Da piccolina attendevo in trepidante attesa il periodo della vendemmia. A casa mia c’era gran fermento (non solo di uve) e i ruoli venivano stabiliti in largo anticipo. Erano un po’ sempre gli stessi: il nonno e lo zio pigiavano, mio padre imbottigliava dalle botti in vetroresina che per l’occasione venivano portare fuori dalla cantina e messe sotto il portico. Io, aiutata dalla nonna, spingevo la leva del marchingegno rudimentale che infilava i tappi di sughero. Il mio rapporto con il vino da ragazzina si è interrotto; un amore che ha ripreso forza e vigore solo da qualche anno, da quando ho trovato sul mio cammino -godereccio, ma professionale prima di tutto- viticoltori, esperti, appassionati che me lo hanno fatto scoprire quel quid in più che mi ha coinvolta.

Partiamo da un dato di fatto: sono una da rosso, fatta eccezione per le bollicine e per il Moscato. Sì, quest’ultimo a casa mia scorreva come gazzosa. E’ il vino delle donne, della campagna, della merenda, diceva mio nonno. Ma come…? Che sia femminile perché dolce, profumato e fresco, lo comprendo, ma perché associarlo alla campagna, e alla merenda? L’ho sempre sorseggiato con le crostate, o i cannoncini alla crema delle ricorrenze. Non ho approfondito, andava bene così, a quel tempo. Durante la mia breve ma frizzante esperienza al Vinitaly 2019 ho capito tutto.
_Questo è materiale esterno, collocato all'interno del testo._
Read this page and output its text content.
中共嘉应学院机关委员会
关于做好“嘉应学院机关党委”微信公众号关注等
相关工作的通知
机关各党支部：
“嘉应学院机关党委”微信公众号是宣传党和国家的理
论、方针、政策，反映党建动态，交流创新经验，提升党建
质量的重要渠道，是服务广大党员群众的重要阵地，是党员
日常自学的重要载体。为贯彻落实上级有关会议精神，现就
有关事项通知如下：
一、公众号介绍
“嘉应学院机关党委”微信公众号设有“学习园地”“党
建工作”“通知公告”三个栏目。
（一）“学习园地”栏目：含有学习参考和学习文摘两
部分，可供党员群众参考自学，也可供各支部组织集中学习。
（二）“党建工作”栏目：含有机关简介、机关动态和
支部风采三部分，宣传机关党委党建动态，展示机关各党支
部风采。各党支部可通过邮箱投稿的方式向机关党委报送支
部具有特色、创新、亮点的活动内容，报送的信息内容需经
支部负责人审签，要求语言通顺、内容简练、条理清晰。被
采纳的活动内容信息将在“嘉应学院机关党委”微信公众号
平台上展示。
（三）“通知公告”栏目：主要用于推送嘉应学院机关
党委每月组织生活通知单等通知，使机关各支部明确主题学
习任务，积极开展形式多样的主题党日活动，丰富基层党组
Momento amarcord: mi è stato raccontato dagli amici del Consorzio di tutela Asti DOCG che il Moscato veniva bevuto proprio in campagna, durante la sosta dei contadini che accompagnavano pane e salame con il dissetante bianco aromatico.
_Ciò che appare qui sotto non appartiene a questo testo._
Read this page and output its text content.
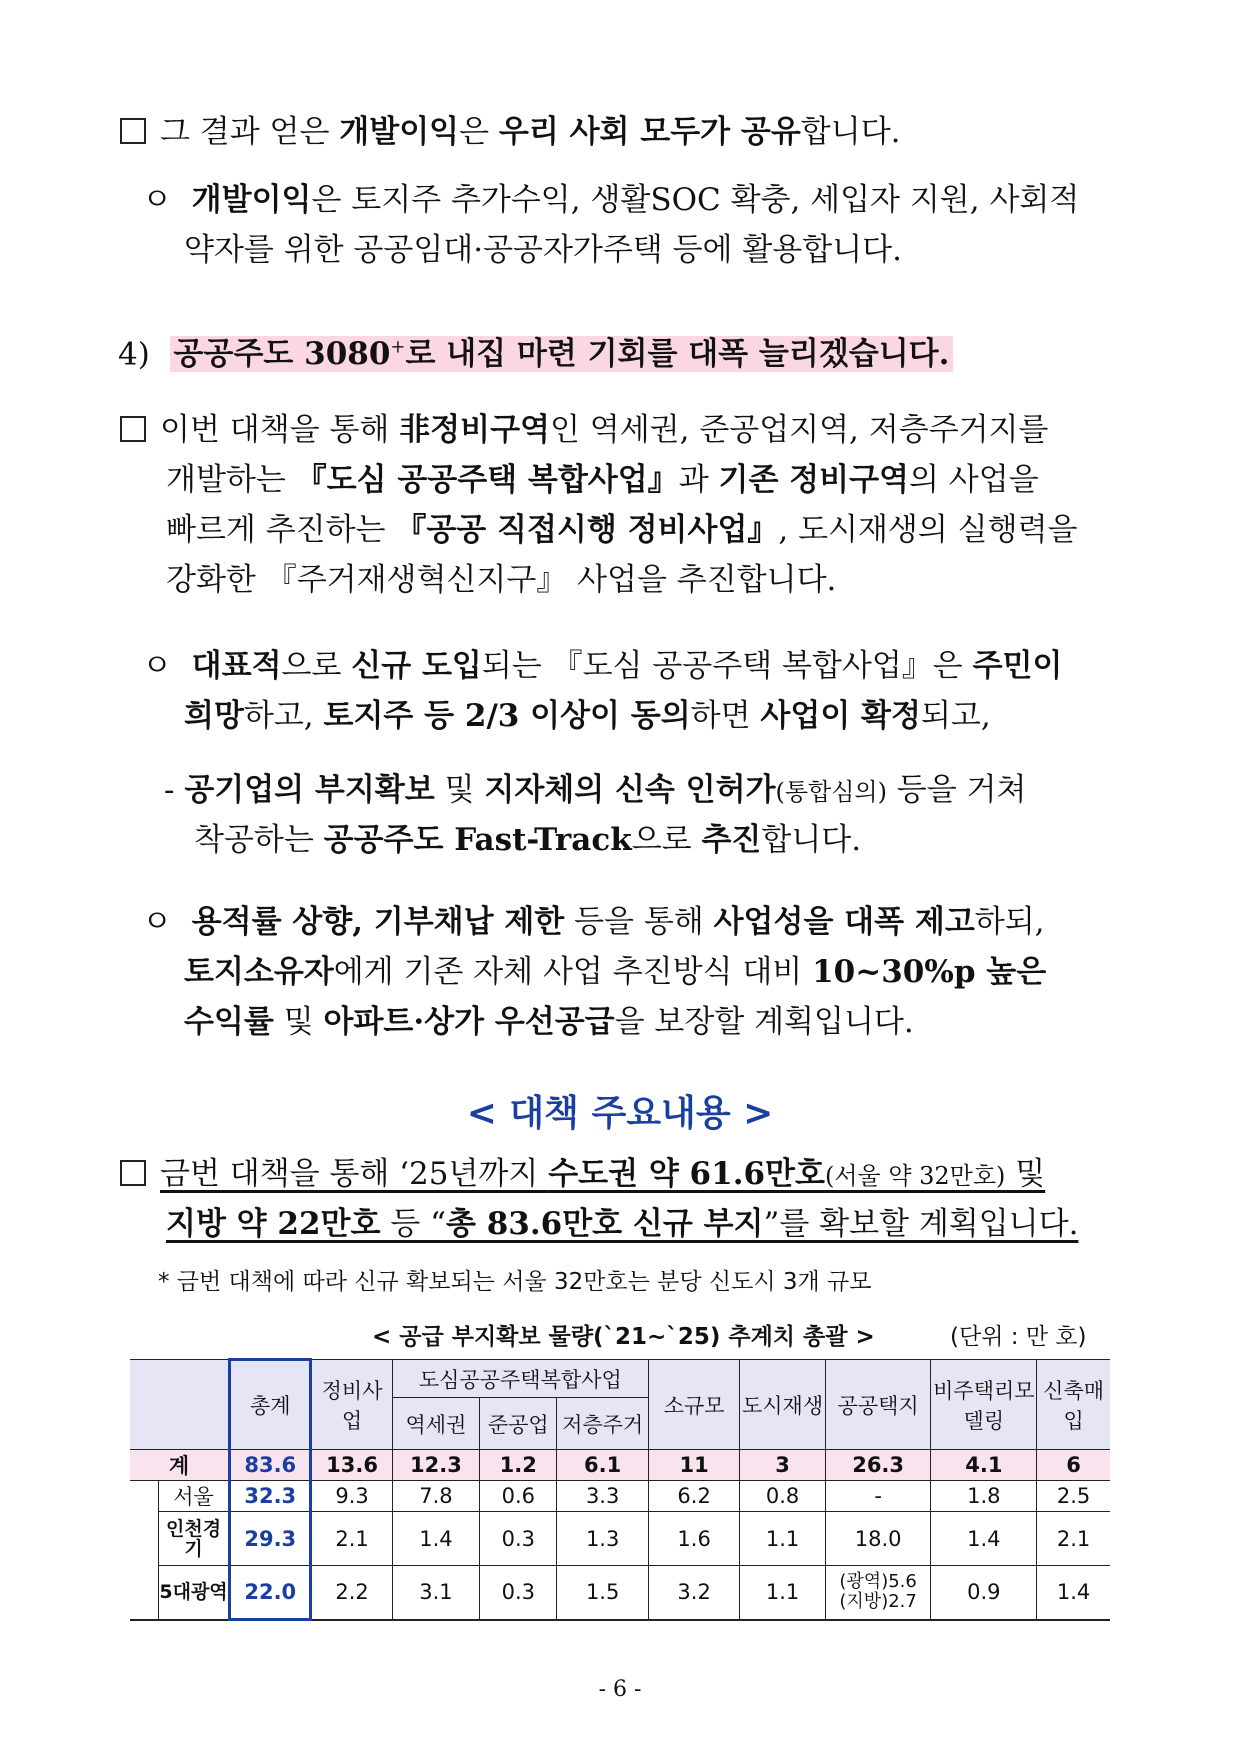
그 결과 얻은 개발이익은 우리 사회 모두가 공유합니다.
ㅇ 개발이익은 토지주 추가수익, 생활SOC 확충, 세입자 지원, 사회적
약자를 위한 공공임대·공공자가주택 등에 활용합니다.
4) 공공주도 3080+로 내집 마련 기회를 대폭 늘리겠습니다.
이번 대책을 통해 非정비구역인 역세권, 준공업지역, 저층주거지를
개발하는 『도심 공공주택 복합사업』과 기존 정비구역의 사업을
빠르게 추진하는 『공공 직접시행 정비사업』, 도시재생의 실행력을
강화한 『주거재생혁신지구』 사업을 추진합니다.
ㅇ 대표적으로 신규 도입되는 『도심 공공주택 복합사업』은 주민이
희망하고, 토지주 등 2/3 이상이 동의하면 사업이 확정되고,
- 공기업의 부지확보 및 지자체의 신속 인허가(통합심의) 등을 거쳐
착공하는 공공주도 Fast-Track으로 추진합니다.
ㅇ 용적률 상향, 기부채납 제한 등을 통해 사업성을 대폭 제고하되,
토지소유자에게 기존 자체 사업 추진방식 대비 10~30%p 높은
수익률 및 아파트·상가 우선공급을 보장할 계획입니다.
< 대책 주요내용 >
금번 대책을 통해 ‘25년까지 수도권 약 61.6만호(서울 약 32만호) 및
지방 약 22만호 등 “총 83.6만호 신규 부지”를 확보할 계획입니다.
* 금번 대책에 따라 신규 확보되는 서울 32만호는 분당 신도시 3개 규모
< 공급 부지확보 물량(`21~`25) 추계치 총괄 >	(단위 : 만 호)
		총계	정비사업	도심공공주택복합사업			소규모	도시재생	공공택지	비주택리모델링	신축매입
				역세권	준공업	저층주거					
계		83.6	13.6	12.3	1.2	6.1	11	3	26.3	4.1	6
	서울	32.3	9.3	7.8	0.6	3.3	6.2	0.8	-	1.8	2.5
	인천경기	29.3	2.1	1.4	0.3	1.3	1.6	1.1	18.0	1.4	2.1
	5대광역	22.0	2.2	3.1	0.3	1.5	3.2	1.1	(광역)5.6 (지방)2.7	0.9	1.4
- 6 -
Un vitigno nobilissimo, quello dell’Asti, da cui derivano bollicine inconfondibili per essenze e profumi, abbarbicato sui colli di Langa e Monferrato più scoscesi e impervi. Un vino unico nato sia in grandi aziende, ma anche da piccoli produttori. 4000 viticoltori nei territori dei 52 Comuni delle province di Asti, Alessandria e Cuneo compresi nel disciplinare della Docg, con una produzione di quasi 90 milioni di bottiglie e esportazioni in tutto il mondo. Sì, perché se esiste un vino conosciuto un po’ dappertutto, quello è proprio il Moscato. Anche Asti Secco, e Asti Dolce Docg, certo, ma il glamour ritrovato del Moscato mi appassiona. E poi vogliamo parlare delle Cattedrali Sotterranee di Canelli, che custodiscono i migliori cru dei vigneti di Langa, Monferrato e Roero, patrimonio Unesco? Tappa da non perdere in un tour da programmare al più presto.
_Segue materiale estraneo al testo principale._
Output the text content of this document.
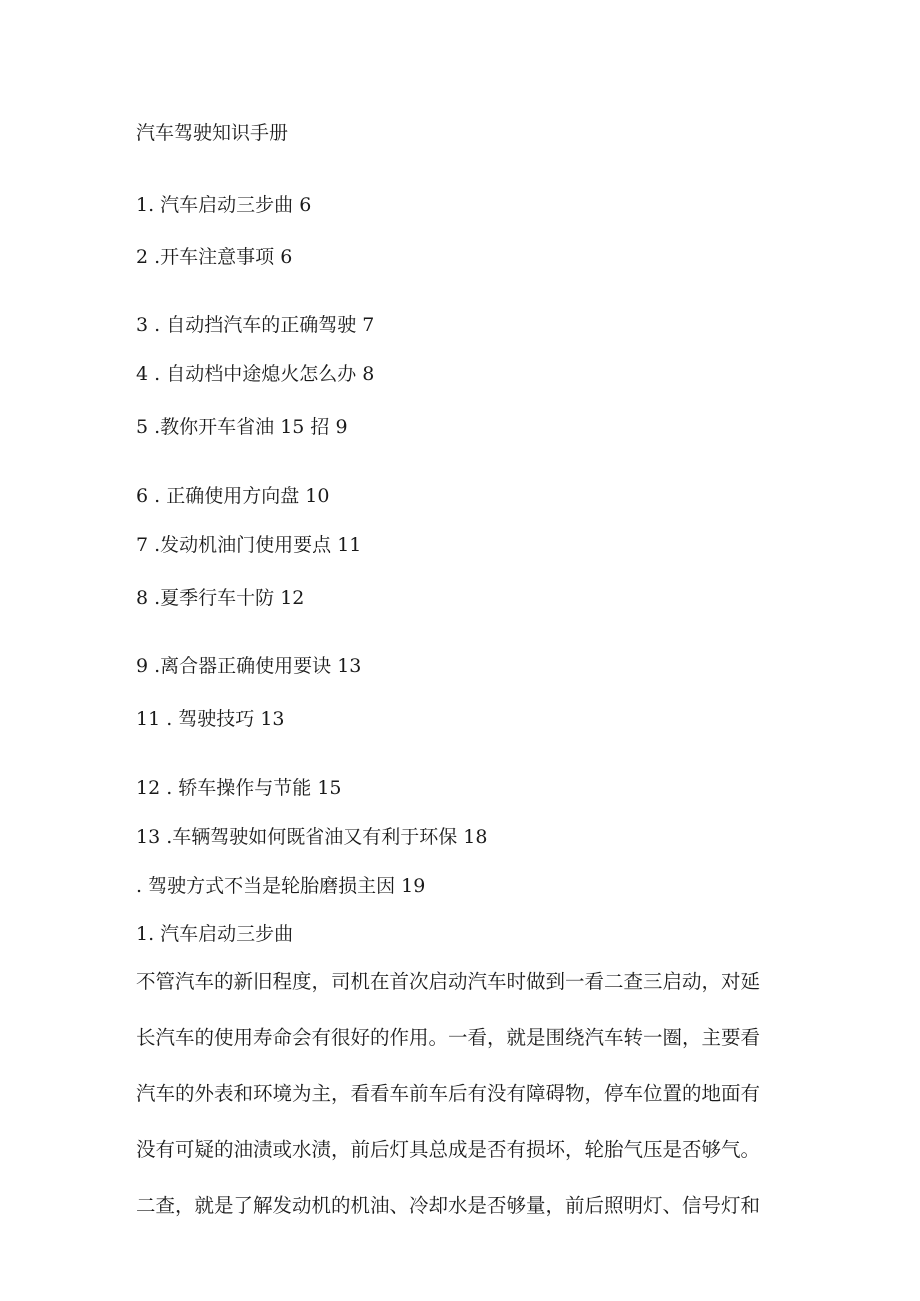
汽车驾驶知识手册
1. 汽车启动三步曲 6
2 .开车注意事项 6
3 . 自动挡汽车的正确驾驶 7
4 . 自动档中途熄火怎么办 8
5 .教你开车省油 15 招 9
6 . 正确使用方向盘 10
7 .发动机油门使用要点 11
8 .夏季行车十防 12
9 .离合器正确使用要诀 13
11 . 驾驶技巧 13
12 . 轿车操作与节能 15
13 .车辆驾驶如何既省油又有利于环保 18
. 驾驶方式不当是轮胎磨损主因 19
1. 汽车启动三步曲
不管汽车的新旧程度，司机在首次启动汽车时做到一看二查三启动，对延
长汽车的使用寿命会有很好的作用。一看，就是围绕汽车转一圈，主要看
汽车的外表和环境为主，看看车前车后有没有障碍物，停车位置的地面有
没有可疑的油渍或水渍，前后灯具总成是否有损坏，轮胎气压是否够气。
二查，就是了解发动机的机油、冷却水是否够量，前后照明灯、信号灯和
Ah, abbiamo fatto anche un gioco per “nasi allenati”: cercare note, sentori e profumi nei calici di Moscato, Asti Dolce e Asti Secco Docg. Qualcosa ho preso, certo non l’intero bouquet. Ad esempio il Moscato ha un intenso aroma muschiato dell’uva da cui è vinificato, e un sapore delicato che ricorda il glicine e il tiglio, la pesca e l’albicocca con sentori di salvia, limone e fiori d’arancio.